Banning plastic bags breeds theft in California stores


California has long led the nation in plastic bag bans, so it only stands to reason that it might soon lead the nation in shoplifting as well. According to an article written by Beatriz Valenzuela, a journalist for the Long Beach (CA) Press Telegram, shop keepers and store owners have to watch shopper more closely now that plastic bags have been banned.

More shoppers are using cloth bags that they bring from home, which means these bags are not transparent as are plastic bags, and because they are not in-store plastic bags it's more difficult to tell just exactly what's in the bags that customers carry out. Cloth or non-woven bags are heavier as well, so it's difficult to tell whether there is anything in them, unlike plastic bags that are thinner and lighter weight, making it pretty obvious that there is something in the bag.

The author of the news item in the Press Telegram noted that "Long Beach was among the first cities" in California to pass a ban on plastics bags. And she also points out that shoplifting is the trend in other "bag ban" cities as well. It seems that in Seattle, which implemented a bag ban in the summer of 2012, "one of every five business owners surveyed by Seattle Public Utilities reported increased shoplifting due to the city's plastic bag ban," wrote Valenzuela.

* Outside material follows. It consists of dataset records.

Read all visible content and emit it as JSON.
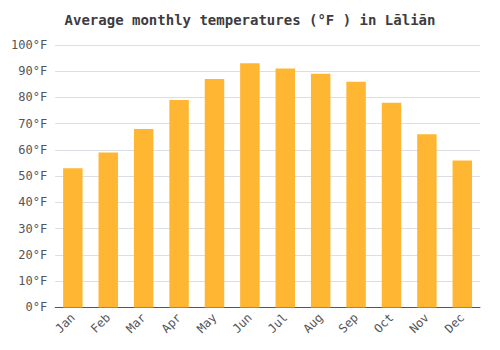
{
  "chart_data": {
    "type": "bar",
    "title": "Average monthly temperatures (°F ) in Lāliān",
    "categories": [
      "Jan",
      "Feb",
      "Mar",
      "Apr",
      "May",
      "Jun",
      "Jul",
      "Aug",
      "Sep",
      "Oct",
      "Nov",
      "Dec"
    ],
    "values": [
      53,
      59,
      68,
      79,
      87,
      93,
      91,
      89,
      86,
      78,
      66,
      56
    ],
    "color": "#FFB733",
    "ylim": [
      0,
      100
    ],
    "yticks": [
      {
        "value": 0,
        "label": "0°F"
      },
      {
        "value": 10,
        "label": "10°F"
      },
      {
        "value": 20,
        "label": "20°F"
      },
      {
        "value": 30,
        "label": "30°F"
      },
      {
        "value": 40,
        "label": "40°F"
      },
      {
        "value": 50,
        "label": "50°F"
      },
      {
        "value": 60,
        "label": "60°F"
      },
      {
        "value": 70,
        "label": "70°F"
      },
      {
        "value": 80,
        "label": "80°F"
      },
      {
        "value": 90,
        "label": "90°F"
      },
      {
        "value": 100,
        "label": "100°F"
      }
    ],
    "grid": true
  }
}
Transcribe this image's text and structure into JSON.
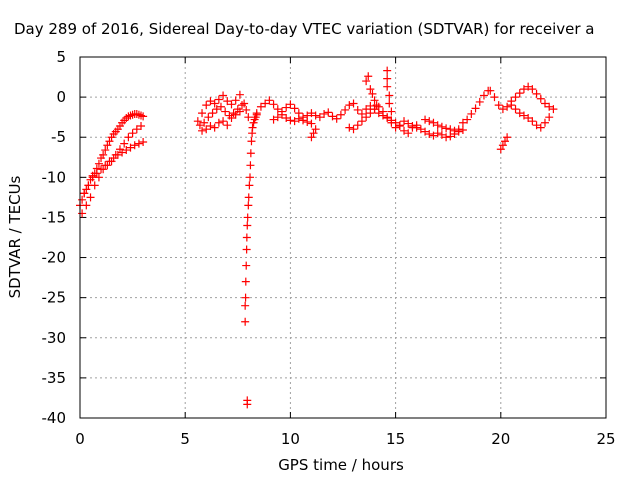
{
  "chart_data": {
    "type": "scatter",
    "title": "Day 289 of 2016, Sidereal Day-to-day VTEC variation (SDTVAR) for receiver a",
    "xlabel": "GPS time / hours",
    "ylabel": "SDTVAR / TECUs",
    "xlim": [
      0,
      25
    ],
    "ylim": [
      -40,
      5
    ],
    "xticks": [
      0,
      5,
      10,
      15,
      20,
      25
    ],
    "yticks": [
      5,
      0,
      -5,
      -10,
      -15,
      -20,
      -25,
      -30,
      -35,
      -40
    ],
    "grid": true,
    "marker": "plus",
    "colors": {
      "series": "#ff0000",
      "grid": "#a0a0a0",
      "axis": "#000000"
    },
    "series": [
      {
        "x": [
          0.0,
          0.1,
          0.2,
          0.3,
          0.4,
          0.5,
          0.6,
          0.7,
          0.8,
          0.9,
          1.0,
          1.1,
          1.2,
          1.3,
          1.4,
          1.5,
          1.6,
          1.7,
          1.8,
          1.9,
          2.0,
          2.1,
          2.2,
          2.3,
          2.4,
          2.5,
          2.6,
          2.7,
          2.8,
          2.9,
          3.0,
          0.1,
          0.3,
          0.5,
          0.7,
          0.9,
          1.1,
          1.3,
          1.5,
          1.7,
          1.9,
          2.1,
          2.3,
          2.5,
          2.7,
          2.9,
          0.2,
          0.4,
          0.6,
          0.8,
          1.0,
          1.2,
          1.4,
          1.6,
          1.8,
          2.0,
          2.2,
          2.4,
          2.6,
          2.8,
          3.0,
          5.6,
          5.8,
          6.0,
          6.2,
          6.4,
          6.6,
          6.8,
          7.0,
          7.2,
          7.4,
          7.6,
          7.8,
          8.0,
          5.7,
          5.9,
          6.1,
          6.3,
          6.5,
          6.7,
          6.9,
          7.1,
          7.3,
          7.5,
          7.7,
          7.9,
          5.8,
          6.0,
          6.2,
          6.4,
          6.6,
          6.8,
          7.0,
          7.2,
          7.4,
          7.6,
          7.85,
          7.85,
          7.87,
          7.88,
          7.9,
          7.92,
          7.93,
          7.95,
          7.97,
          8.0,
          8.02,
          8.05,
          8.08,
          8.1,
          8.12,
          8.15,
          8.18,
          8.2,
          8.25,
          8.3,
          8.35,
          8.4,
          7.95,
          7.95,
          8.4,
          8.6,
          8.8,
          9.0,
          9.2,
          9.4,
          9.6,
          9.8,
          10.0,
          10.2,
          10.4,
          10.6,
          10.8,
          11.0,
          11.2,
          11.4,
          11.6,
          11.8,
          12.0,
          12.2,
          12.4,
          12.6,
          12.8,
          13.0,
          13.2,
          13.4,
          13.6,
          13.8,
          14.0,
          14.2,
          14.4,
          14.6,
          14.8,
          15.0,
          15.2,
          15.4,
          15.6,
          15.8,
          16.0,
          9.2,
          9.4,
          9.6,
          9.8,
          10.0,
          10.2,
          10.4,
          10.6,
          10.8,
          11.0,
          11.0,
          11.1,
          11.2,
          12.8,
          13.0,
          13.2,
          13.4,
          13.6,
          13.8,
          14.0,
          14.2,
          14.4,
          14.6,
          14.8,
          15.0,
          13.6,
          13.7,
          13.8,
          13.9,
          14.0,
          14.1,
          14.6,
          14.6,
          14.6,
          14.7,
          14.7,
          14.8,
          15.2,
          15.4,
          15.6,
          15.8,
          16.0,
          16.2,
          16.4,
          16.6,
          16.8,
          17.0,
          17.2,
          17.4,
          17.6,
          17.8,
          18.0,
          18.2,
          18.4,
          18.6,
          18.8,
          19.0,
          19.2,
          19.4,
          16.4,
          16.6,
          16.8,
          17.0,
          17.2,
          17.4,
          17.6,
          17.8,
          18.0,
          18.2,
          19.5,
          19.7,
          19.9,
          20.1,
          20.3,
          20.5,
          20.7,
          20.9,
          21.1,
          21.3,
          21.5,
          21.7,
          21.9,
          22.1,
          22.3,
          22.5,
          20.0,
          20.1,
          20.2,
          20.3,
          20.5,
          20.7,
          20.9,
          21.1,
          21.3,
          21.5,
          21.7,
          21.9,
          22.1,
          22.3
        ],
        "y": [
          -13.5,
          -12.8,
          -12.0,
          -11.5,
          -11.0,
          -10.3,
          -9.8,
          -9.5,
          -8.9,
          -8.3,
          -7.6,
          -7.2,
          -6.6,
          -6.0,
          -5.5,
          -5.0,
          -4.6,
          -4.3,
          -4.0,
          -3.6,
          -3.2,
          -2.9,
          -2.6,
          -2.4,
          -2.3,
          -2.2,
          -2.1,
          -2.1,
          -2.2,
          -2.3,
          -2.4,
          -14.5,
          -13.5,
          -12.5,
          -11.0,
          -10.0,
          -9.0,
          -8.5,
          -8.0,
          -7.2,
          -6.5,
          -5.8,
          -5.0,
          -4.5,
          -4.0,
          -3.6,
          -12.0,
          -11.0,
          -10.0,
          -9.5,
          -9.0,
          -8.5,
          -8.0,
          -7.6,
          -7.2,
          -6.9,
          -6.6,
          -6.3,
          -6.0,
          -5.8,
          -5.6,
          -3.0,
          -2.0,
          -1.0,
          -0.5,
          -0.8,
          -0.3,
          0.2,
          -0.5,
          -0.9,
          -0.4,
          0.3,
          -0.8,
          -2.5,
          -3.5,
          -3.2,
          -2.5,
          -2.0,
          -1.5,
          -1.2,
          -1.8,
          -2.3,
          -2.0,
          -1.5,
          -1.0,
          -1.6,
          -4.2,
          -4.0,
          -3.6,
          -3.8,
          -3.2,
          -3.0,
          -3.5,
          -2.6,
          -2.2,
          -1.8,
          -28.0,
          -26.0,
          -25.0,
          -23.0,
          -21.0,
          -19.0,
          -17.5,
          -16.0,
          -15.0,
          -13.5,
          -12.5,
          -11.0,
          -10.0,
          -8.5,
          -7.0,
          -5.5,
          -4.5,
          -3.8,
          -3.2,
          -2.8,
          -2.5,
          -2.2,
          -37.8,
          -38.3,
          -2.0,
          -1.2,
          -0.8,
          -0.4,
          -0.9,
          -1.5,
          -1.8,
          -1.3,
          -0.9,
          -1.4,
          -2.0,
          -2.5,
          -2.3,
          -2.0,
          -2.3,
          -2.5,
          -2.1,
          -1.9,
          -2.4,
          -2.7,
          -2.2,
          -1.6,
          -1.0,
          -0.8,
          -1.6,
          -2.1,
          -1.5,
          -1.1,
          -1.5,
          -2.0,
          -2.3,
          -2.6,
          -2.9,
          -3.2,
          -3.5,
          -3.0,
          -3.3,
          -3.6,
          -3.8,
          -2.8,
          -2.5,
          -2.2,
          -2.6,
          -2.9,
          -3.0,
          -2.7,
          -2.9,
          -3.1,
          -3.3,
          -5.0,
          -4.5,
          -4.0,
          -3.8,
          -4.0,
          -3.5,
          -3.0,
          -2.5,
          -2.0,
          -1.5,
          -1.2,
          -1.8,
          -2.5,
          -3.2,
          -3.8,
          2.0,
          2.6,
          1.0,
          0.4,
          -0.4,
          -1.0,
          3.3,
          2.3,
          1.3,
          0.2,
          -0.8,
          -1.8,
          -3.6,
          -4.2,
          -4.5,
          -3.8,
          -3.5,
          -4.0,
          -4.3,
          -4.6,
          -4.8,
          -4.5,
          -4.7,
          -5.0,
          -4.9,
          -4.6,
          -4.0,
          -3.2,
          -2.8,
          -2.1,
          -1.4,
          -0.6,
          0.2,
          0.8,
          -2.8,
          -3.0,
          -3.2,
          -3.5,
          -3.7,
          -3.9,
          -4.0,
          -4.2,
          -4.3,
          -4.1,
          0.8,
          0.0,
          -1.0,
          -1.5,
          -1.2,
          -0.5,
          0.0,
          0.5,
          1.0,
          1.3,
          1.0,
          0.4,
          -0.2,
          -0.8,
          -1.2,
          -1.5,
          -6.5,
          -6.0,
          -5.5,
          -5.0,
          -1.0,
          -1.5,
          -2.0,
          -2.3,
          -2.6,
          -3.0,
          -3.5,
          -3.8,
          -3.2,
          -2.5
        ]
      }
    ]
  }
}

Well, I have a whole list of "unintended consequences" about which I write from time-to-time.  Never are we able to solve one problem (or believe we are solving it) without raising two or three more problems in its place. It's a universal law.

I also have a theory that has been proven many times in my life: Nothing is all good. Nothing is all bad. Beware the person or group of people who rally against something, declaring that it is bad. Among all those things or situations we encounter that judge to be bad, are some very good things; some very good lessons or outcomes that we could have never predicted.

Likewise, amid all the things or situations in life that we believe to be completely good lies the opportunity for some bad consequences to arise.  

Valenzuela noted that store owners in Long Beach have become aware of "the unintended consequences of plastic bag bans," of which shoplifting is just one of many, I might add!

I do believe that most people are honest and wouldn't use the plastic bag ban to shoplift using their cloth or non-woven bags. But for those people who might be prone to shoplift, the plastic bag ban offers a great opportunity to make off with the goods without anyone noticing.

So next time you shop, beware of the cloth or non-woven-bag carrier. They just might be hiding something.

Slowly but surely, we will learn what SPI has been trying to teach the public for many years: Plastic is fantastic!